Don't focus too much on the individual pixels. Focus on the corners of the pixels - the points where four pixels meet. The co-ordinates of these corners will work a lot like half-open co-ordinates of the pixels. Half-open bounds are inclusive at the lower bound, but exclusive at the upper bound, so the half-open range from one to three is {1, 2}.
Define a set of edges - single-pixel-long lines (vertical or horizontal) between two pixels. Then form an adjacency graph - two edges are adjacent if they share a point.
Next, identify connected sets of edges - the subgraphs where every point is connected, directly or indirectly, to every other. Logically, most connected subgraphs should form closed loops, and you should ensure that ALL loops are considered simple, closed loops.
One issue is the edge of your bitmap. It may simplify things if you imagine that your bitmap is a small part of an infinite bitmap, where every out-of-bounds pixel has value 0. Include pixel-edges on the edge of the bitmap based on that rule. That should ensure all loops are closed.
Also, consider those pixel-corners where you have four boundary edges - ie where the pixel pattern is one of...
1 0 0 1
0 1 1 0
The these cases, the '1' pixels should be considered part of separate polygons (otherwise you'll end up with winding-rule complications). Tweak the rules for adjacency in these cases so that you basically get two connected (right-angle) edges that happen to touch at a point, but aren't considered adjacent. They could still be connected, but only indirectly, via other edges.
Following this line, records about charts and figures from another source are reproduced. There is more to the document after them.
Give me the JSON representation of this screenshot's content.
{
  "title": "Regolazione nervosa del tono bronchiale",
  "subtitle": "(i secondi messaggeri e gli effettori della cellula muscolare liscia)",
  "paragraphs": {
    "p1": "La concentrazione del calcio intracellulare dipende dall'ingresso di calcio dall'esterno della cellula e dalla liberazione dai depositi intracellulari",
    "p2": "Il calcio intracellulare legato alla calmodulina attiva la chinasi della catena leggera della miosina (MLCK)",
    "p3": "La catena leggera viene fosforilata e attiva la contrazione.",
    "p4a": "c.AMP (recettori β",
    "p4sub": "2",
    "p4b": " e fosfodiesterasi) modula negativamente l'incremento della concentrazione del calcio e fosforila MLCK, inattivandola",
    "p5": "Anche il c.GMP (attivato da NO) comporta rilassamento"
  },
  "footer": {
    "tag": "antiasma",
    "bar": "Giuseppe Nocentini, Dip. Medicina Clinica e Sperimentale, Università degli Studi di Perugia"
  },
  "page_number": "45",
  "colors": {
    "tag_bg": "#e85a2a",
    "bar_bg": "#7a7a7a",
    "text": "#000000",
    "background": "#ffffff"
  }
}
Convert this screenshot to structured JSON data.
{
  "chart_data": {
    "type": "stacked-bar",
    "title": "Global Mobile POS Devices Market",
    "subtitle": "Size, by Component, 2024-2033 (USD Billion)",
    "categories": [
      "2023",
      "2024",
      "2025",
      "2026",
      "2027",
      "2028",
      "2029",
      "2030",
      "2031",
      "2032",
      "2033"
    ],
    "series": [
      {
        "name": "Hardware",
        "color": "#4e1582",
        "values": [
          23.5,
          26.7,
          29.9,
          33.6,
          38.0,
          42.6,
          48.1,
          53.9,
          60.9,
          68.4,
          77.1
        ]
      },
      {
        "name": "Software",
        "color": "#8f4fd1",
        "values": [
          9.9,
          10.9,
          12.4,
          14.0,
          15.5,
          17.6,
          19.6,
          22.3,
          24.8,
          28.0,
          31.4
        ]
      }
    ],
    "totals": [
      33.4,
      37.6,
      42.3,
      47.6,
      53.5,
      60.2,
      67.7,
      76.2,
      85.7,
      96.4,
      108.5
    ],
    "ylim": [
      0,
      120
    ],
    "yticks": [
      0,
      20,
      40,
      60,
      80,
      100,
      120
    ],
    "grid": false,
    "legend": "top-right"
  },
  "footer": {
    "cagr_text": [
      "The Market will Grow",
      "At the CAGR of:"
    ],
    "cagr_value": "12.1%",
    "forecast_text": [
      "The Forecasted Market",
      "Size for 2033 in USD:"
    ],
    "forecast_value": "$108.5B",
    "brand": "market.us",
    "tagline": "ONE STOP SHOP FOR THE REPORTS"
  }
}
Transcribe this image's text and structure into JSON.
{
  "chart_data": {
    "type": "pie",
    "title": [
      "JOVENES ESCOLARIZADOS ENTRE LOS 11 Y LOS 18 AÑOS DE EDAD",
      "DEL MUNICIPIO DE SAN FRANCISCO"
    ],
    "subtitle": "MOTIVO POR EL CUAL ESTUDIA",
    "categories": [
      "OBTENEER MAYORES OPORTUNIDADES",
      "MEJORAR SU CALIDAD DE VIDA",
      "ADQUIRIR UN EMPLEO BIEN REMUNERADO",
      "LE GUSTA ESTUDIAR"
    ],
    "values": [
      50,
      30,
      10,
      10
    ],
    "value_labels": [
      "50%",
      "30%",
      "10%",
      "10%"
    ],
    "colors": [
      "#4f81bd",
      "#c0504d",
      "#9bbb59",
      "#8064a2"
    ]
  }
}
Also, use additional arrays of flags to identify pixel-edges that have already been used in loops - perhaps one for horizontal edges, one for vertical. This should make it easier to find all loops without repeatedly evaluating any - you scan your main bitmap and when you spot a relevant edge, you check these arrays before scanning around to find the whole loop. As you scan around a loop, you set the relevant flags (or loop ID numbers) in these arrays.
BTW - don't think of these steps as all being literal build-this-data-structure steps, but more as layers of abstraction. The key point is to realise that you are doing graph operations. You might even use an adaptor that references your bitmap, but provides an interface suitable for some graph algorithm to use directly, as if it were using a specialised graph data structure.
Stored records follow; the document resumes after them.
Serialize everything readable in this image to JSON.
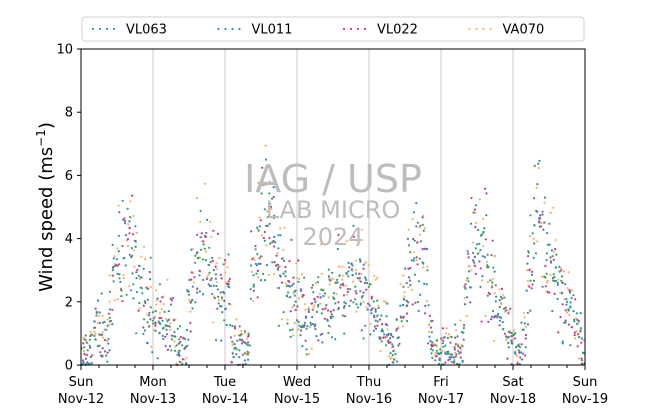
{
  "chart_data": {
    "type": "scatter",
    "ylabel": "Wind speed (ms",
    "ylabel_exponent": "−1",
    "ylabel_close": ")",
    "ylim": [
      0,
      10
    ],
    "yticks": [
      "0",
      "2",
      "4",
      "6",
      "8",
      "10"
    ],
    "xlim": [
      "2024-11-12",
      "2024-11-19"
    ],
    "xticks": [
      {
        "day": "Sun",
        "date": "Nov-12"
      },
      {
        "day": "Mon",
        "date": "Nov-13"
      },
      {
        "day": "Tue",
        "date": "Nov-14"
      },
      {
        "day": "Wed",
        "date": "Nov-15"
      },
      {
        "day": "Thu",
        "date": "Nov-16"
      },
      {
        "day": "Fri",
        "date": "Nov-17"
      },
      {
        "day": "Sat",
        "date": "Nov-18"
      },
      {
        "day": "Sun",
        "date": "Nov-19"
      }
    ],
    "grid": "vertical day lines",
    "legend_position": "top",
    "series": [
      {
        "name": "VL063",
        "color": "#2ca25f",
        "hourly_mean": [
          0.4,
          0.3,
          0.6,
          1.1,
          1.3,
          1.0,
          0.8,
          1.5,
          2.6,
          3.3,
          3.6,
          4.2,
          3.9,
          3.2,
          2.8,
          2.5,
          2.0,
          1.8,
          1.6,
          1.5,
          1.7,
          1.4,
          1.3,
          1.2,
          0.6,
          0.4,
          0.5,
          1.9,
          2.6,
          3.2,
          3.6,
          3.8,
          3.4,
          2.8,
          2.6,
          2.2,
          2.4,
          2.5,
          0.6,
          0.5,
          0.7,
          0.4,
          0.6,
          2.6,
          3.2,
          4.0,
          4.7,
          4.5,
          4.3,
          3.8,
          3.3,
          3.0,
          2.6,
          2.4,
          2.2,
          2.1,
          1.5,
          1.2,
          1.6,
          1.9,
          2.2,
          1.8,
          2.1,
          2.0,
          2.3,
          2.5,
          2.6,
          2.8,
          3.0,
          3.1,
          2.8,
          2.5,
          2.3,
          2.1,
          2.0,
          1.8,
          1.5,
          1.2,
          0.5,
          0.3,
          0.8,
          1.9,
          2.6,
          3.3,
          3.6,
          3.8,
          3.5,
          2.8,
          1.3,
          0.6,
          0.4,
          0.5,
          0.6,
          0.4,
          0.3,
          0.6,
          0.4,
          1.8,
          3.2,
          3.6,
          3.7,
          3.5,
          3.8,
          2.8,
          2.4,
          2.1,
          1.7,
          1.4,
          1.1,
          0.8,
          0.6,
          0.5,
          0.9,
          2.5,
          3.6,
          4.2,
          4.5,
          4.1,
          3.8,
          3.2,
          2.8,
          2.4,
          2.1,
          1.8,
          1.6,
          1.5,
          0.9,
          0.4
        ]
      },
      {
        "name": "VL011",
        "color": "#2b8cbe",
        "hourly_mean": [
          0.3,
          0.2,
          0.5,
          1.0,
          1.2,
          0.9,
          0.7,
          1.4,
          2.4,
          3.1,
          3.4,
          4.0,
          3.7,
          3.0,
          2.6,
          2.3,
          1.9,
          1.7,
          1.5,
          1.4,
          1.6,
          1.3,
          1.2,
          1.1,
          0.5,
          0.3,
          0.4,
          1.8,
          2.4,
          3.0,
          3.4,
          3.6,
          3.2,
          2.6,
          2.4,
          2.0,
          2.2,
          2.3,
          0.5,
          0.4,
          0.6,
          0.3,
          0.5,
          2.4,
          3.0,
          3.8,
          4.5,
          4.3,
          4.1,
          3.6,
          3.1,
          2.8,
          2.4,
          2.2,
          2.0,
          1.9,
          1.4,
          1.1,
          1.5,
          1.8,
          2.0,
          1.7,
          1.9,
          1.8,
          2.1,
          2.3,
          2.4,
          2.6,
          2.8,
          2.9,
          2.6,
          2.3,
          2.1,
          1.9,
          1.8,
          1.6,
          1.4,
          1.1,
          0.4,
          0.2,
          0.7,
          1.8,
          2.4,
          3.1,
          3.4,
          3.6,
          3.3,
          2.6,
          1.2,
          0.5,
          0.3,
          0.4,
          0.5,
          0.3,
          0.2,
          0.5,
          0.3,
          1.7,
          3.0,
          3.4,
          3.5,
          3.3,
          3.6,
          2.6,
          2.2,
          1.9,
          1.6,
          1.3,
          1.0,
          0.7,
          0.5,
          0.4,
          0.8,
          2.3,
          3.4,
          4.0,
          4.3,
          3.9,
          3.6,
          3.0,
          2.6,
          2.2,
          1.9,
          1.7,
          1.5,
          1.4,
          0.8,
          0.3
        ]
      },
      {
        "name": "VL022",
        "color": "#c23b8e",
        "hourly_mean": [
          0.4,
          0.3,
          0.6,
          1.0,
          1.2,
          0.9,
          0.8,
          1.4,
          2.5,
          3.2,
          3.5,
          4.1,
          3.8,
          3.1,
          2.7,
          2.4,
          1.9,
          1.7,
          1.5,
          1.4,
          1.6,
          1.3,
          1.2,
          1.1,
          0.6,
          0.4,
          0.5,
          1.8,
          2.5,
          3.1,
          3.5,
          3.7,
          3.3,
          2.7,
          2.5,
          2.1,
          2.3,
          2.4,
          0.6,
          0.5,
          0.7,
          0.4,
          0.6,
          2.5,
          3.1,
          3.9,
          4.6,
          4.4,
          4.2,
          3.7,
          3.2,
          2.9,
          2.5,
          2.3,
          2.1,
          2.0,
          1.5,
          1.2,
          1.6,
          1.9,
          2.1,
          1.8,
          2.0,
          1.9,
          2.2,
          2.4,
          2.5,
          2.7,
          2.9,
          3.0,
          2.7,
          2.4,
          2.2,
          2.0,
          1.9,
          1.7,
          1.5,
          1.2,
          0.5,
          0.3,
          0.8,
          1.8,
          2.5,
          3.2,
          3.5,
          3.7,
          3.4,
          2.7,
          1.3,
          0.6,
          0.4,
          0.5,
          0.6,
          0.4,
          0.3,
          0.6,
          0.4,
          1.8,
          3.1,
          3.5,
          3.6,
          3.4,
          3.7,
          2.7,
          2.3,
          2.0,
          1.7,
          1.4,
          1.1,
          0.8,
          0.6,
          0.5,
          0.9,
          2.4,
          3.5,
          4.1,
          4.4,
          4.0,
          3.7,
          3.1,
          2.7,
          2.3,
          2.0,
          1.8,
          1.6,
          1.5,
          0.9,
          0.4
        ]
      },
      {
        "name": "VA070",
        "color": "#fdae61",
        "hourly_mean": [
          0.5,
          0.4,
          0.7,
          1.2,
          1.4,
          1.1,
          0.9,
          1.6,
          2.8,
          3.5,
          3.8,
          4.4,
          4.1,
          3.4,
          3.0,
          2.7,
          2.2,
          1.9,
          1.7,
          1.6,
          1.8,
          1.5,
          1.4,
          1.3,
          0.7,
          0.5,
          0.6,
          2.0,
          2.8,
          3.4,
          3.8,
          4.0,
          3.6,
          3.0,
          2.8,
          2.4,
          2.6,
          2.7,
          0.7,
          0.6,
          0.8,
          0.5,
          0.7,
          2.8,
          3.4,
          4.2,
          5.0,
          4.8,
          4.5,
          4.0,
          3.5,
          3.2,
          2.8,
          2.6,
          2.4,
          2.3,
          1.7,
          1.4,
          1.8,
          2.1,
          2.4,
          2.0,
          2.3,
          2.2,
          2.5,
          2.7,
          2.8,
          3.0,
          3.2,
          3.3,
          3.0,
          2.7,
          2.5,
          2.3,
          2.2,
          2.0,
          1.7,
          1.4,
          0.6,
          0.4,
          0.9,
          2.1,
          2.8,
          3.5,
          3.8,
          4.1,
          3.7,
          3.0,
          1.5,
          0.7,
          0.5,
          0.6,
          0.7,
          0.5,
          0.4,
          0.7,
          0.5,
          2.0,
          3.4,
          3.8,
          3.9,
          3.7,
          4.0,
          3.0,
          2.6,
          2.3,
          1.9,
          1.6,
          1.3,
          1.0,
          0.7,
          0.6,
          1.1,
          2.7,
          3.8,
          4.6,
          4.9,
          4.4,
          4.0,
          3.4,
          3.0,
          2.6,
          2.3,
          2.0,
          1.8,
          1.7,
          1.1,
          0.5
        ]
      }
    ]
  },
  "watermark": {
    "line1": "IAG / USP",
    "line2": "LAB MICRO",
    "line3": "2024"
  }
}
To test whether a particular loop is a hole or not, pick (for example) a leftmost vertical pixel edge (on the loop). If the pixel to the right is filled, the loop is a polygon boundary. If the pixel to the left is filled, the loop is a hole. Note - a good test pixel is probably the one you found when you found the first pixel-edge, prior to tracing around the loop. This may not be the leftmost such edge, but it will be the leftmost/uppermost in that scan line.
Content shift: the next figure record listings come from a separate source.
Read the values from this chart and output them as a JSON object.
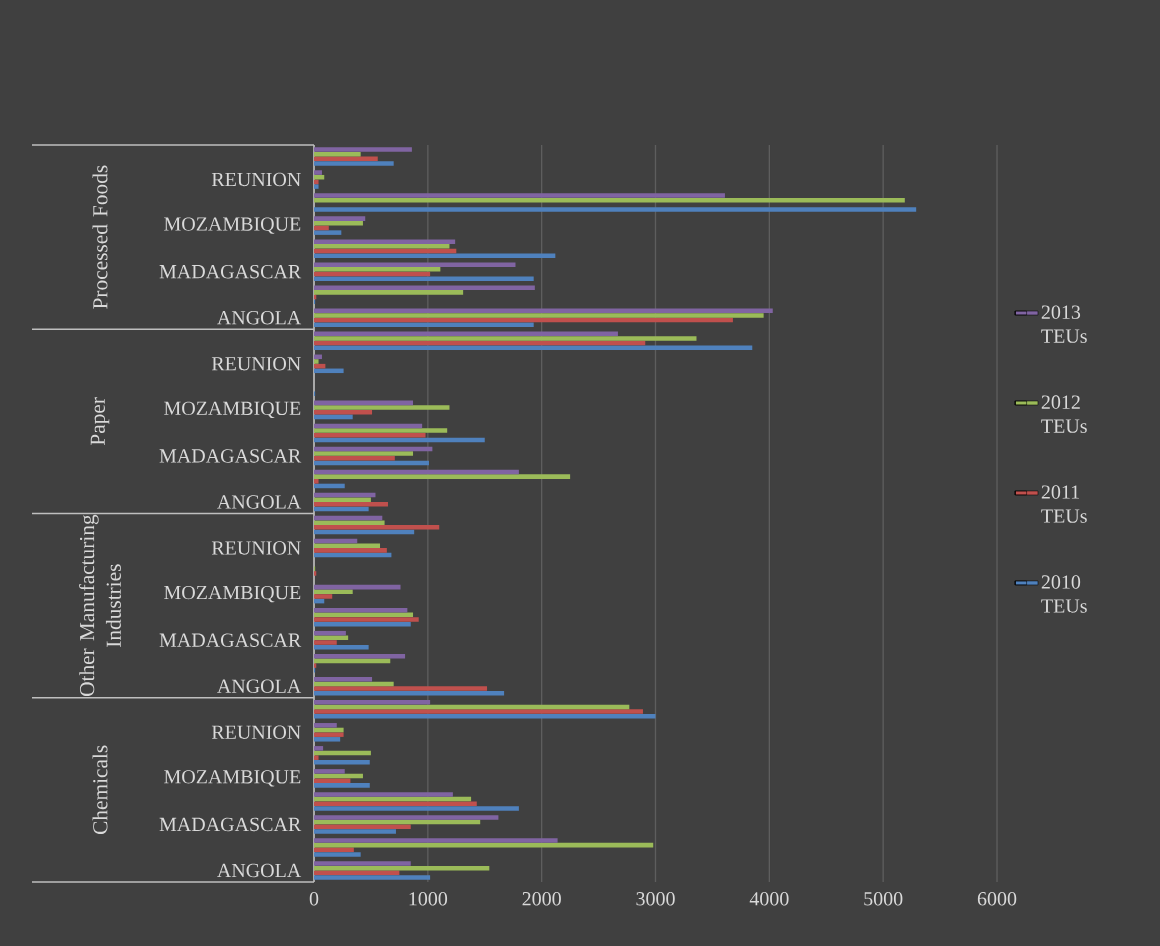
{
  "chart_data": {
    "type": "bar",
    "orientation": "horizontal",
    "categories": [
      null,
      "REUNION",
      null,
      "MOZAMBIQUE",
      null,
      "MADAGASCAR",
      null,
      "ANGOLA",
      null,
      "REUNION",
      null,
      "MOZAMBIQUE",
      null,
      "MADAGASCAR",
      null,
      "ANGOLA",
      null,
      "REUNION",
      null,
      "MOZAMBIQUE",
      null,
      "MADAGASCAR",
      null,
      "ANGOLA",
      null,
      "REUNION",
      null,
      "MOZAMBIQUE",
      null,
      "MADAGASCAR",
      null,
      "ANGOLA"
    ],
    "series": [
      {
        "name": "2010 TEUs",
        "color": "#4f81bd",
        "values": [
          700,
          40,
          5290,
          240,
          2120,
          1930,
          10,
          1930,
          3850,
          260,
          10,
          340,
          1500,
          1010,
          270,
          480,
          880,
          680,
          0,
          90,
          850,
          480,
          10,
          1670,
          3000,
          230,
          490,
          490,
          1800,
          720,
          410,
          1020
        ]
      },
      {
        "name": "2011 TEUs",
        "color": "#c0504d",
        "values": [
          560,
          40,
          0,
          130,
          1250,
          1020,
          20,
          3680,
          2910,
          100,
          0,
          510,
          980,
          710,
          40,
          650,
          1100,
          640,
          20,
          160,
          920,
          200,
          20,
          1520,
          2890,
          260,
          40,
          320,
          1430,
          850,
          350,
          750
        ]
      },
      {
        "name": "2012 TEUs",
        "color": "#9bbb59",
        "values": [
          410,
          90,
          5190,
          430,
          1190,
          1110,
          1310,
          3950,
          3360,
          40,
          0,
          1190,
          1170,
          870,
          2250,
          500,
          620,
          580,
          10,
          340,
          870,
          300,
          670,
          700,
          2770,
          260,
          500,
          430,
          1380,
          1460,
          2980,
          1540
        ]
      },
      {
        "name": "2013 TEUs",
        "color": "#8064a2",
        "values": [
          860,
          70,
          3610,
          450,
          1240,
          1770,
          1940,
          4030,
          2670,
          70,
          0,
          870,
          950,
          1040,
          1800,
          540,
          600,
          380,
          0,
          760,
          820,
          280,
          800,
          510,
          1020,
          200,
          80,
          270,
          1220,
          1620,
          2140,
          850
        ]
      }
    ],
    "xlim": [
      0,
      6000
    ],
    "xticks": [
      0,
      1000,
      2000,
      3000,
      4000,
      5000,
      6000
    ],
    "grid": "x",
    "legend": "right",
    "annotations": [
      "Processed Foods",
      "Paper",
      "Other Manufacturing Industries",
      "Chemicals"
    ]
  }
}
The final issue is simplifying - spotting where pixel-edges run together into straight lines. That can probably be built into the scan that identifies a loop in the first place, but it is probably best to find a corner before starting the scan proper. That done, each line is identified using a while-I-can-continue-tracing-the-same-direction loop - but watch for those two-polygons-touching-at-a-corner issues.
Trying to combine all this stuff may sound like a complicated mess, but the trick is to separate issues into different classes/functions, e.g. using classes that provide abstracted views of underlying layers such as your bitmap. Don't worry too much about call overheads or optimisation - inline and other compiler optimisations should handle that.
What would be really interesting is the more intelligent tracing that some vector graphics programs have been doing for a while now, where you can get diagonals, curves etc.